Rekonstruktion / Einordnung in die Gottesreichbotschaft / Überforderung? / Nächstenliebe und Feindesliebe

Rekonstruktion

Da das Gebot der Feindesliebe bei Lk ohne antithetische Form bezeugt ist, gilt diese bei Mt als sekundär. Aus dem Vergleich der Spruchreihen bei Mt und Lk sind folgende vier Elemente als ursprünglicher Bestandteil zu rekonstruieren:

  • die Aufforderung, die Feinde zu lieben;
  • die Aufforderung zum Gebet für Verfolger oder Schmähende;
  • die Zielrichtung des Handelns: Gotteskindschaft;
  • die Begründung im Handeln Gottes, das den Unterschied zwischen Bösen und Guten nicht berücksichtigt.

In diesen Punkten stimmen die Versionen des Mt und Lk, bei allen Differenzen in der Formulierung, inhaltlich überein. Ohne eingehende Diskussion ist also von folgendem Bestand des Jesuswortes auszugehen:

»Liebt eure Feinde, betet für die, die euch verfolgen, damit ihr Söhne eures Vaters werdet. Denn er lässt seine Sonne aufgehen über Bösen und Guten und lässt regnen über Gerechte und Ungerechte.«

Auch dieser Spruch bedenkt nicht die angezielten Folgen im Blick auf den Feind. Deshalb trifft das Stichwort von der »Entfeindungsliebe« den Wortlaut nicht. Die Folgen des Handelns interessieren nur für diejenigen, die ihre Feinde lieben: Sie erlangen dadurch die Gotteskindschaft.

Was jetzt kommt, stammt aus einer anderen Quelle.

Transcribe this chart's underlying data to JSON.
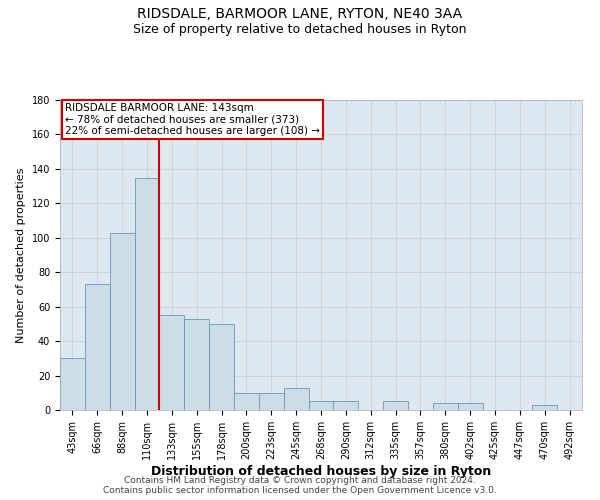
{
  "title": "RIDSDALE, BARMOOR LANE, RYTON, NE40 3AA",
  "subtitle": "Size of property relative to detached houses in Ryton",
  "xlabel": "Distribution of detached houses by size in Ryton",
  "ylabel": "Number of detached properties",
  "footer_line1": "Contains HM Land Registry data © Crown copyright and database right 2024.",
  "footer_line2": "Contains public sector information licensed under the Open Government Licence v3.0.",
  "bar_color": "#ccdde8",
  "bar_edge_color": "#6699bb",
  "grid_color": "#cccccc",
  "background_color": "#ffffff",
  "plot_bg_color": "#dde8f0",
  "annotation_box_color": "#cc0000",
  "vline_color": "#cc0000",
  "categories": [
    "43sqm",
    "66sqm",
    "88sqm",
    "110sqm",
    "133sqm",
    "155sqm",
    "178sqm",
    "200sqm",
    "223sqm",
    "245sqm",
    "268sqm",
    "290sqm",
    "312sqm",
    "335sqm",
    "357sqm",
    "380sqm",
    "402sqm",
    "425sqm",
    "447sqm",
    "470sqm",
    "492sqm"
  ],
  "values": [
    30,
    73,
    103,
    135,
    55,
    53,
    50,
    10,
    10,
    13,
    5,
    5,
    0,
    5,
    0,
    4,
    4,
    0,
    0,
    3,
    0
  ],
  "property_label": "RIDSDALE BARMOOR LANE: 143sqm",
  "annotation_line1": "← 78% of detached houses are smaller (373)",
  "annotation_line2": "22% of semi-detached houses are larger (108) →",
  "vline_x_index": 4,
  "ylim": [
    0,
    180
  ],
  "yticks": [
    0,
    20,
    40,
    60,
    80,
    100,
    120,
    140,
    160,
    180
  ],
  "title_fontsize": 10,
  "subtitle_fontsize": 9,
  "xlabel_fontsize": 9,
  "ylabel_fontsize": 8,
  "tick_fontsize": 7,
  "annotation_fontsize": 7.5,
  "footer_fontsize": 6.5
}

Begründet wird dies mit Blick auf das Handeln Gottes. Gott unterscheidet in der Fürsorge für seine Geschöpfe nicht zwischen Bösen und Guten. In der Entsprechung zu diesem Verhalten werden die Täter der Feindesliebe Gotteskinder sein.nach oben

Einordnung in die Gottesreichbotschaft

Der Horizont des endzeitlichen Gottesreiches wird im Spruch nicht aktiviert. Dennoch dürfte er für Jesus entscheidend sein, wenn er von der unterschiedslosen Güte Gottes für alle spricht. Der Grundgedanke deckt sich ja mit der Gottesherrschaft, wie sie Jesus verkündet: Gott hat die Unterscheidung zwischen Sündern und Frommen aufgegeben und nimmt jetzt alle in Israel gleichermaßen an. Wenn wir demselben Gedanken jetzt in einer »schöpfungstheologischen« Aussage begegnen, dann ist ein Zusammenhang wahrscheinlich.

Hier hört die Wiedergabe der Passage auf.